Benjamin Ricker and George Wilson Stables
Washington cor Parsons Sts.
Brighton, Mass.
Year Built: 1869
Charles Brigham made designed two stables for hoteliers Benjamin Ricker and George Wilson in Brighton in 1869. The stables appear to have been demolished and no pictures are known to exist of these stables.
Brigham remarked to Sturgis that “I go to Brighton tomorrow to look at land and discuss plans for two stables for the parties of whom I wrote some time ago—jobs which should have been done in the winter but “better late than never,” particularly as they may be considered “pot boilers” in anticipation of the Reservoir Hotel on of these days.”
Ricker and Wilson were owners of the Cattle Fair Hotel. By the 1850s, the Brighton livestock industry earned more than $2 million a year and more people worked in cattle-related jobs than in any other trade. The Cattle Fair Hotel was built here in 1830 and expanded in 1852 to become suburban Boston's largest hotel. The excitement of Thursday market day in Brighton Center would end in 1881 when the stockyards moved to the Abattoir along the Charles River.

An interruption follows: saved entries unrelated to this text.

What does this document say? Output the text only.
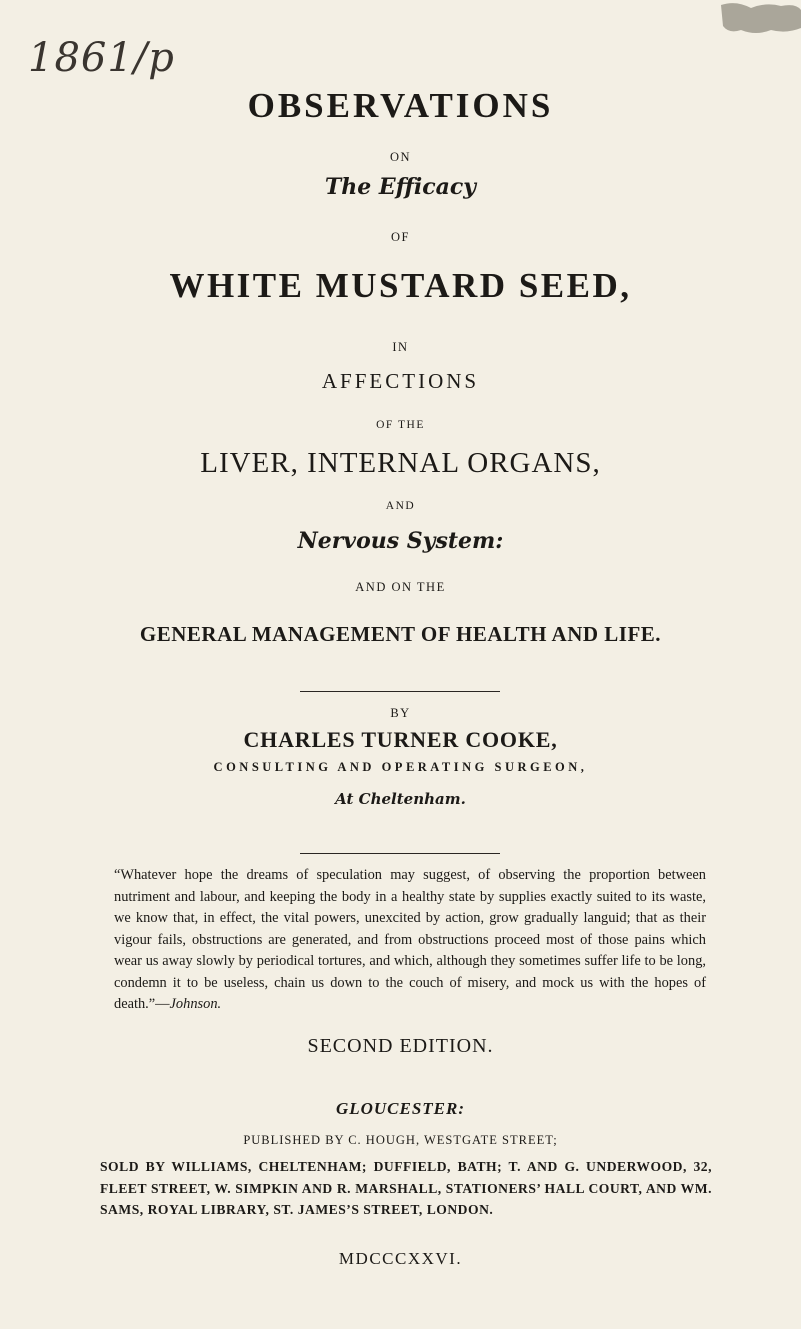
1861/p
OBSERVATIONS
ON
The Efficacy
OF
WHITE MUSTARD SEED,
IN
AFFECTIONS
OF THE
LIVER, INTERNAL ORGANS,
AND
Nervous System:
AND ON THE
GENERAL MANAGEMENT OF HEALTH AND LIFE.
BY
CHARLES TURNER COOKE,
CONSULTING AND OPERATING SURGEON,
At Cheltenham.
“Whatever hope the dreams of speculation may suggest, of observing the proportion between nutriment and labour, and keeping the body in a healthy state by supplies exactly suited to its waste, we know that, in effect, the vital powers, unexcited by action, grow gradually languid; that as their vigour fails, obstructions are generated, and from obstructions proceed most of those pains which wear us away slowly by periodical tortures, and which, although they sometimes suffer life to be long, condemn it to be useless, chain us down to the couch of misery, and mock us with the hopes of death.”—Johnson.
SECOND EDITION.
GLOUCESTER:
PUBLISHED BY C. HOUGH, WESTGATE STREET;
SOLD BY WILLIAMS, CHELTENHAM; DUFFIELD, BATH; T. AND G. UNDERWOOD, 32, FLEET STREET, W. SIMPKIN AND R. MARSHALL, STATIONERS’ HALL COURT, AND WM. SAMS, ROYAL LIBRARY, ST. JAMES’S STREET, LONDON.
MDCCCXXVI.
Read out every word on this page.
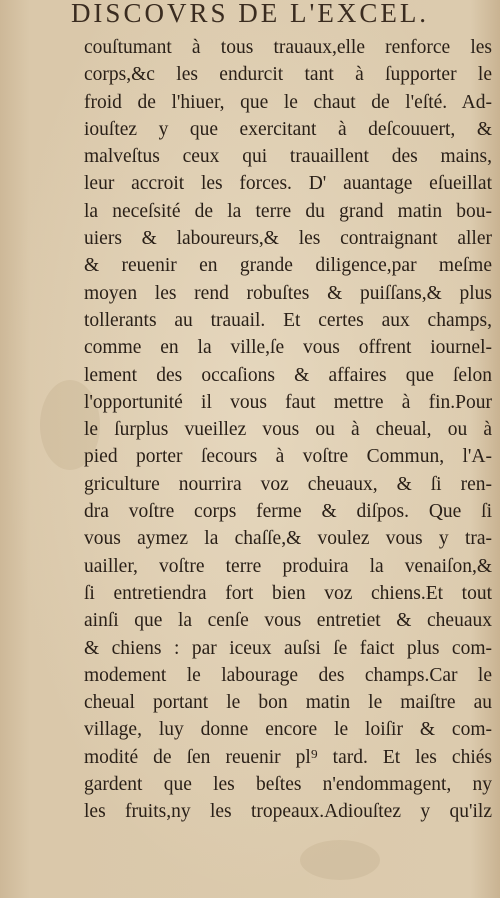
DISCOVRS DE L'EXCEL.
couſtumant à tous trauaux,elle renforce les
corps,&c les endurcit tant à ſupporter le
froid de l'hiuer, que le chaut de l'eſté. Ad-
iouſtez y que exercitant à deſcouuert, &
malveſtus ceux qui trauaillent des mains,
leur accroit les forces. D' auantage eſueillat
la neceſsité de la terre du grand matin bou-
uiers & laboureurs,& les contraignant aller
& reuenir en grande diligence,par meſme
moyen les rend robuſtes & puiſſans,& plus
tollerants au trauail. Et certes aux champs,
comme en la ville,ſe vous offrent iournel-
lement des occaſions & affaires que ſelon
l'opportunité il vous faut mettre à fin.Pour
le ſurplus vueillez vous ou à cheual, ou à
pied porter ſecours à voſtre Commun, l'A-
griculture nourrira voz cheuaux, & ſi ren-
dra voſtre corps ferme & diſpos. Que ſi
vous aymez la chaſſe,& voulez vous y tra-
uailler, voſtre terre produira la venaiſon,&
ſi entretiendra fort bien voz chiens.Et tout
ainſi que la cenſe vous entretiet & cheuaux
& chiens : par iceux auſsi ſe faict plus com-
modement le labourage des champs.Car le
cheual portant le bon matin le maiſtre au
village, luy donne encore le loiſir & com-
modité de ſen reuenir pl⁹ tard. Et les chiés
gardent que les beſtes n'endommagent, ny
les fruits,ny les tropeaux.Adiouſtez y qu'ilz
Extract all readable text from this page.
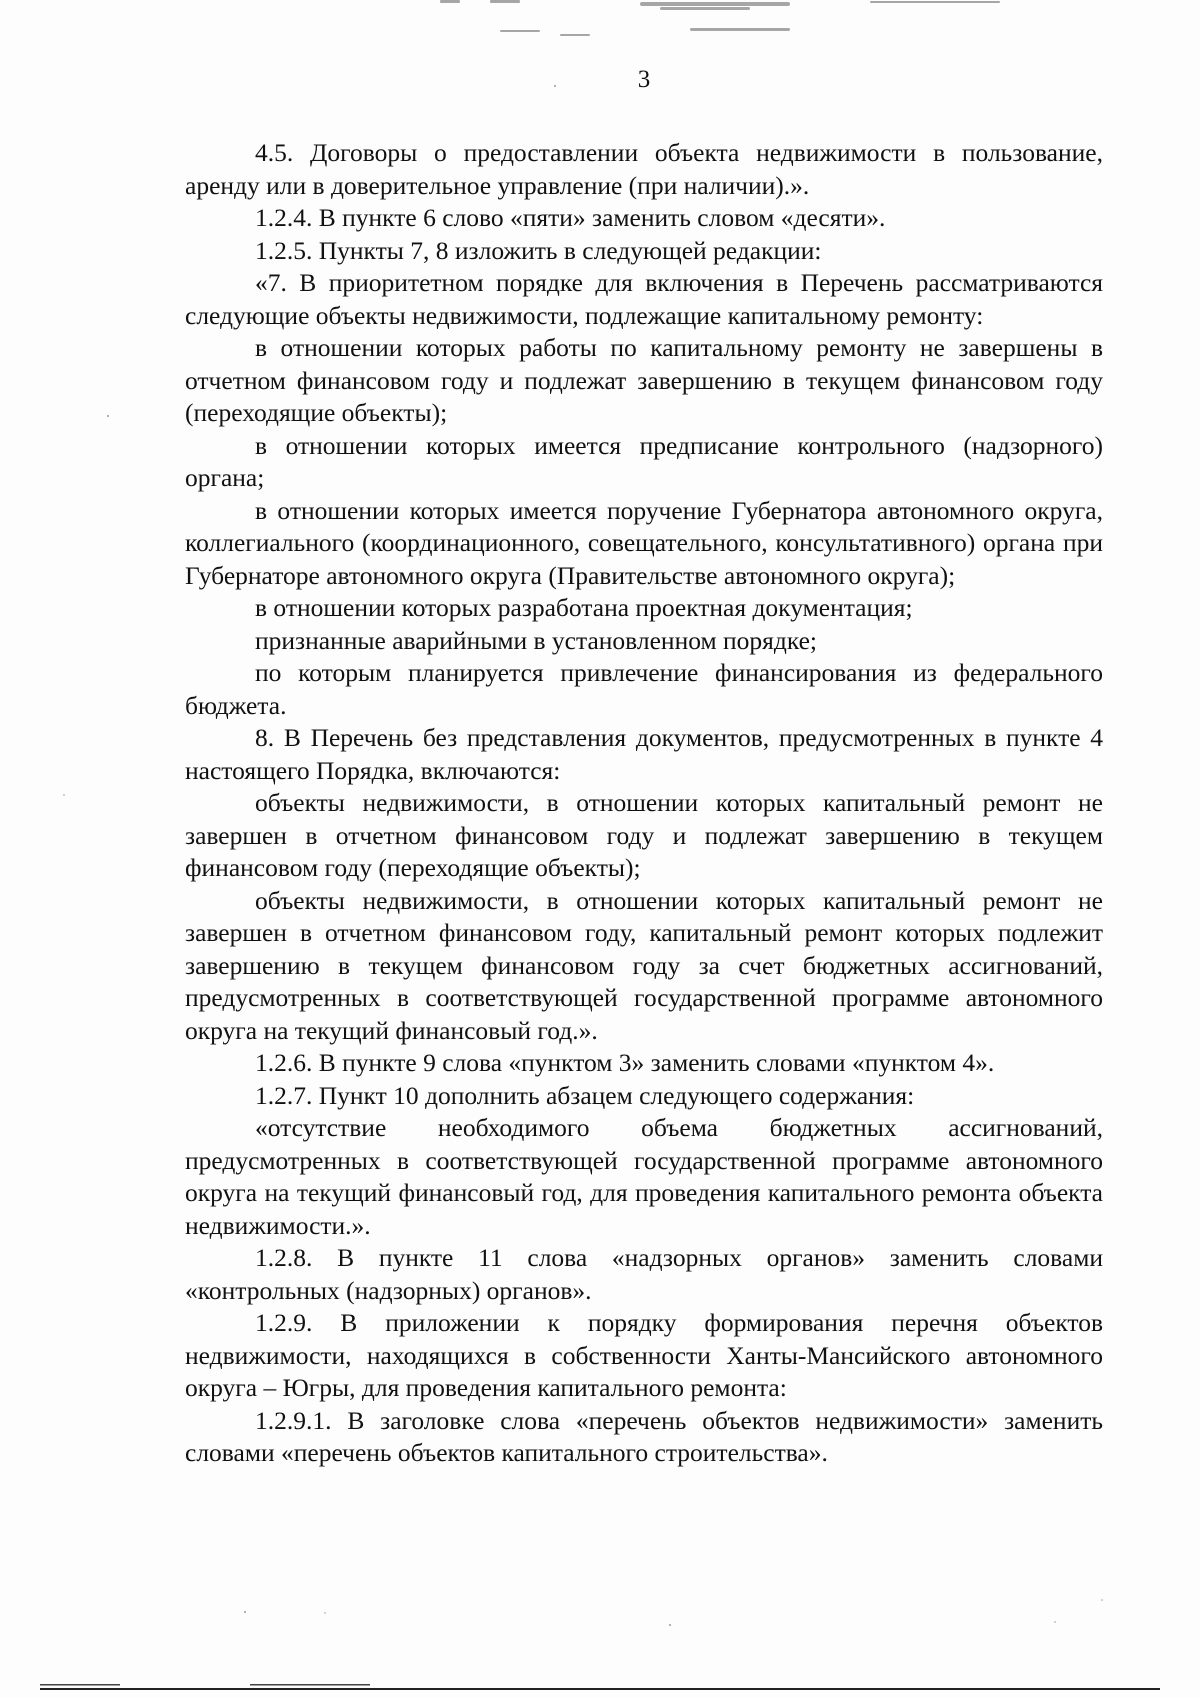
3

4.5. Договоры о предоставлении объекта недвижимости в пользование, аренду или в доверительное управление (при наличии).».

1.2.4. В пункте 6 слово «пяти» заменить словом «десяти».

1.2.5. Пункты 7, 8 изложить в следующей редакции:

«7. В приоритетном порядке для включения в Перечень рассматриваются следующие объекты недвижимости, подлежащие капитальному ремонту:

в отношении которых работы по капитальному ремонту не завершены в отчетном финансовом году и подлежат завершению в текущем финансовом году (переходящие объекты);

в отношении которых имеется предписание контрольного (надзорного) органа;

в отношении которых имеется поручение Губернатора автономного округа, коллегиального (координационного, совещательного, консультативного) органа при Губернаторе автономного округа (Правительстве автономного округа);

в отношении которых разработана проектная документация;

признанные аварийными в установленном порядке;

по которым планируется привлечение финансирования из федерального бюджета.

8. В Перечень без представления документов, предусмотренных в пункте 4 настоящего Порядка, включаются:

объекты недвижимости, в отношении которых капитальный ремонт не завершен в отчетном финансовом году и подлежат завершению в текущем финансовом году (переходящие объекты);

объекты недвижимости, в отношении которых капитальный ремонт не завершен в отчетном финансовом году, капитальный ремонт которых подлежит завершению в текущем финансовом году за счет бюджетных ассигнований, предусмотренных в соответствующей государственной программе автономного округа на текущий финансовый год.».

1.2.6. В пункте 9 слова «пунктом 3» заменить словами «пунктом 4».

1.2.7. Пункт 10 дополнить абзацем следующего содержания:

«отсутствие необходимого объема бюджетных ассигнований, предусмотренных в соответствующей государственной программе автономного округа на текущий финансовый год, для проведения капитального ремонта объекта недвижимости.».

1.2.8. В пункте 11 слова «надзорных органов» заменить словами «контрольных (надзорных) органов».

1.2.9. В приложении к порядку формирования перечня объектов недвижимости, находящихся в собственности Ханты-Мансийского автономного округа – Югры, для проведения капитального ремонта:

1.2.9.1. В заголовке слова «перечень объектов недвижимости» заменить словами «перечень объектов капитального строительства».
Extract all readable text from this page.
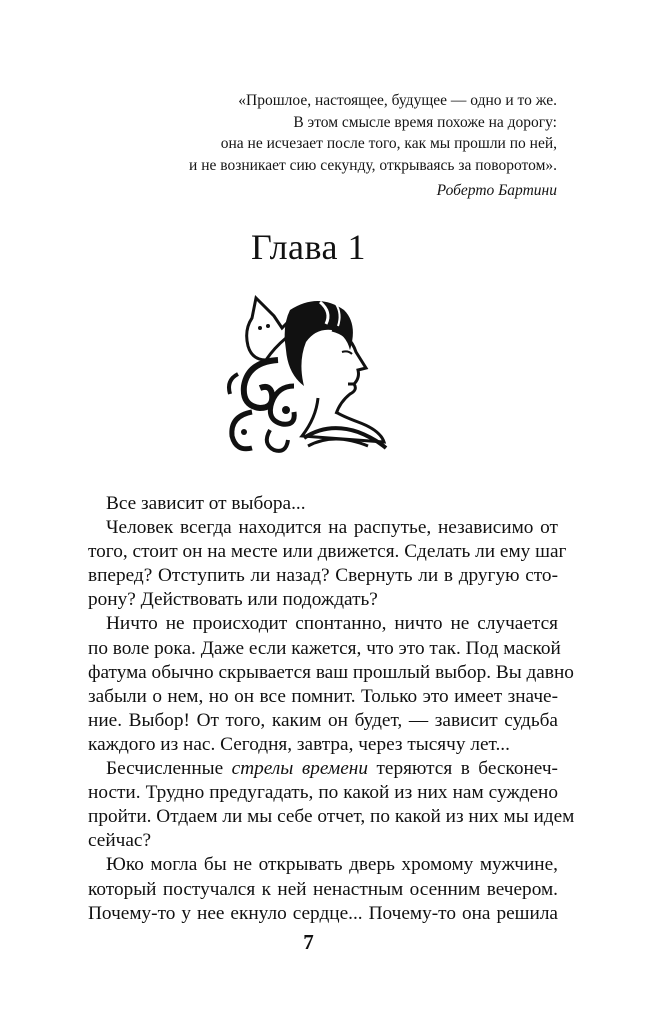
«Прошлое, настоящее, будущее — одно и то же.
В этом смысле время похоже на дорогу:
она не исчезает после того, как мы прошли по ней,
и не возникает сию секунду, открываясь за поворотом».
Роберто Бартини
Глава 1
Все зависит от выбора...
Человек всегда находится на распутье, независимо от
того, стоит он на месте или движется. Сделать ли ему шаг
вперед? Отступить ли назад? Свернуть ли в другую сто-
рону? Действовать или подождать?
Ничто не происходит спонтанно, ничто не случается
по воле рока. Даже если кажется, что это так. Под маской
фатума обычно скрывается ваш прошлый выбор. Вы давно
забыли о нем, но он все помнит. Только это имеет значе-
ние. Выбор! От того, каким он будет, — зависит судьба
каждого из нас. Сегодня, завтра, через тысячу лет...
Бесчисленные стрелы времени теряются в бесконеч-
ности. Трудно предугадать, по какой из них нам суждено
пройти. Отдаем ли мы себе отчет, по какой из них мы идем
сейчас?
Юко могла бы не открывать дверь хромому мужчине,
который постучался к ней ненастным осенним вечером.
Почему-то у нее екнуло сердце... Почему-то она решила
7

Brigham was hoping that these smaller jobs for Ricker and Wilson would put him in a favored place for when they let the contract for design services for the anticipated Reservoir Hotel was finalized. There was a Reservoir Hotel built in nearby Brookline, but it was owned by a Dr. Simonds, so it is less likely that Sturgis & Brigham designed it.
References
• Letters from Charles Brigham to John Hubbard Sturgis, April 26, 1869 and May 19, 1869, Sturgis Papers, Boston Athenaeum Library.